El Mercado de Cartagena

Je näher und intensiver man sich auf die Natur einlässt, desto mehr spürt man, wie sehr man sich durch seine eigene Lebensweise auch von ihr entfernt hat. Nach den langen Dschungeltouren, den unendlich vielen Insekten und Getier sehnten wir uns nach einem Hauch von Zivilisation. Cartagena war als einstiger Sklavenumschlagplatz zur meist besuchtesten Stadt Kolumbien avanciert. Die dafür nötige Infrastruktur vermag jeden Geldbeutel zu schröpfen. Das Gefälle zwischen der kultivierten Touristenfestung und den Slums der ausufernden Karibikmetropole ist unscheinbar. 600.000 Menschen leben hier mittlerweile am Rand Landes. Noch vor Jahren bedrohte das soziale Ungleichgewicht die kamerabäuchigen Besucher. Heute präsentiert sich die Polizei maschinengewehrstark und sortiert damit die Gesellschaft.

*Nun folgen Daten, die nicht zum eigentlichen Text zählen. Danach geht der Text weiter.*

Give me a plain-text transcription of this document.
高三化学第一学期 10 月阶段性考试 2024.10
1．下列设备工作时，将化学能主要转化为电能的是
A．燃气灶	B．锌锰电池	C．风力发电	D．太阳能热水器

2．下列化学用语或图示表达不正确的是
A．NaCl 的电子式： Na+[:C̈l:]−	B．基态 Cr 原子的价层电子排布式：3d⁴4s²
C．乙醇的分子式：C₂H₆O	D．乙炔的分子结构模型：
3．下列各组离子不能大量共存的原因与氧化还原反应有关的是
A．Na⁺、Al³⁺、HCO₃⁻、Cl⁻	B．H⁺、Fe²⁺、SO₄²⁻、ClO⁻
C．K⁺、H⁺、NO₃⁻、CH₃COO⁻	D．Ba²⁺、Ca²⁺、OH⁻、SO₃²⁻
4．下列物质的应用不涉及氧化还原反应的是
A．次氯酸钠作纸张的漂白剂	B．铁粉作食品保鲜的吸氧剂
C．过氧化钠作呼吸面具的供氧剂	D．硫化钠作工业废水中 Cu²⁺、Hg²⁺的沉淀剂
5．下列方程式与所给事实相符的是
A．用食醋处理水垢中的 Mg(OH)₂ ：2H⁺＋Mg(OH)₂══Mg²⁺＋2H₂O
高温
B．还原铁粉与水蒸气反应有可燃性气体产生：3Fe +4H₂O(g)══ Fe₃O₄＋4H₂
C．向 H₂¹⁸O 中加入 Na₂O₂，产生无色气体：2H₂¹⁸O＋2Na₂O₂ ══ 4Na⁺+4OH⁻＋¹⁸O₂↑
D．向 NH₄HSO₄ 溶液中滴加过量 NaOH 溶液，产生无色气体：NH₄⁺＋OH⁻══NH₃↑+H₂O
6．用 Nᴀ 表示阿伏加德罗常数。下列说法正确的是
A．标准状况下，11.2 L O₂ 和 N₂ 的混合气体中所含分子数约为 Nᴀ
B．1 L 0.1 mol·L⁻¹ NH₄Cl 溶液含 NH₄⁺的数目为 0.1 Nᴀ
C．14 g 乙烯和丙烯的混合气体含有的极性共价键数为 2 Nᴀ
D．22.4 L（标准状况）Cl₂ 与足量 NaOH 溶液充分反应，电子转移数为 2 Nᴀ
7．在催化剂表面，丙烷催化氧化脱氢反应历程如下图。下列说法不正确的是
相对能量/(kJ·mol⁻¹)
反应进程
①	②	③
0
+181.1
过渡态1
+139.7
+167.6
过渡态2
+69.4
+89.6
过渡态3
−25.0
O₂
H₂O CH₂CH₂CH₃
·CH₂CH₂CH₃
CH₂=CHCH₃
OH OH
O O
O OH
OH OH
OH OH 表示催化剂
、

Die Wege zu den Zentren der Slums sind indes kürzer als man denkt. Nach gut drei Kilometern mit dem Taxi kann man sich am Haupthandelsplatz der Stadt wiederfinden. Die Bedeutung dieses Markte rührt sicher von der Wahrenmenge, nicht jedoch vom Handelsvolumen her. Zwischen Großhandelshallen und der Meereszunge mit den Pelikanen erstreckt sich ein System von Ständen, Buden und mobilen Verkaufsstellen. Lastwagen und Träger verstetigen das Angebot. In den dunklen Gängen hat man nach wenigen Kreuzungen die Orientierung verloren und kann sich zwischen Gemüsebergen, Fleischwölfen und Fischhaufen treiben lassen. Alles ist frisch, doch empfindliche Nasen mögen sich nach anderen Düften sehnen. Sauberkeit sucht man besser nicht und Hygiene ist nicht der Rede wert. Der Markt ist nichts als typisch und doch mit all seinen Protagonisten vielfach interessanter als jedes Straßencafe in der schicken Altstadt.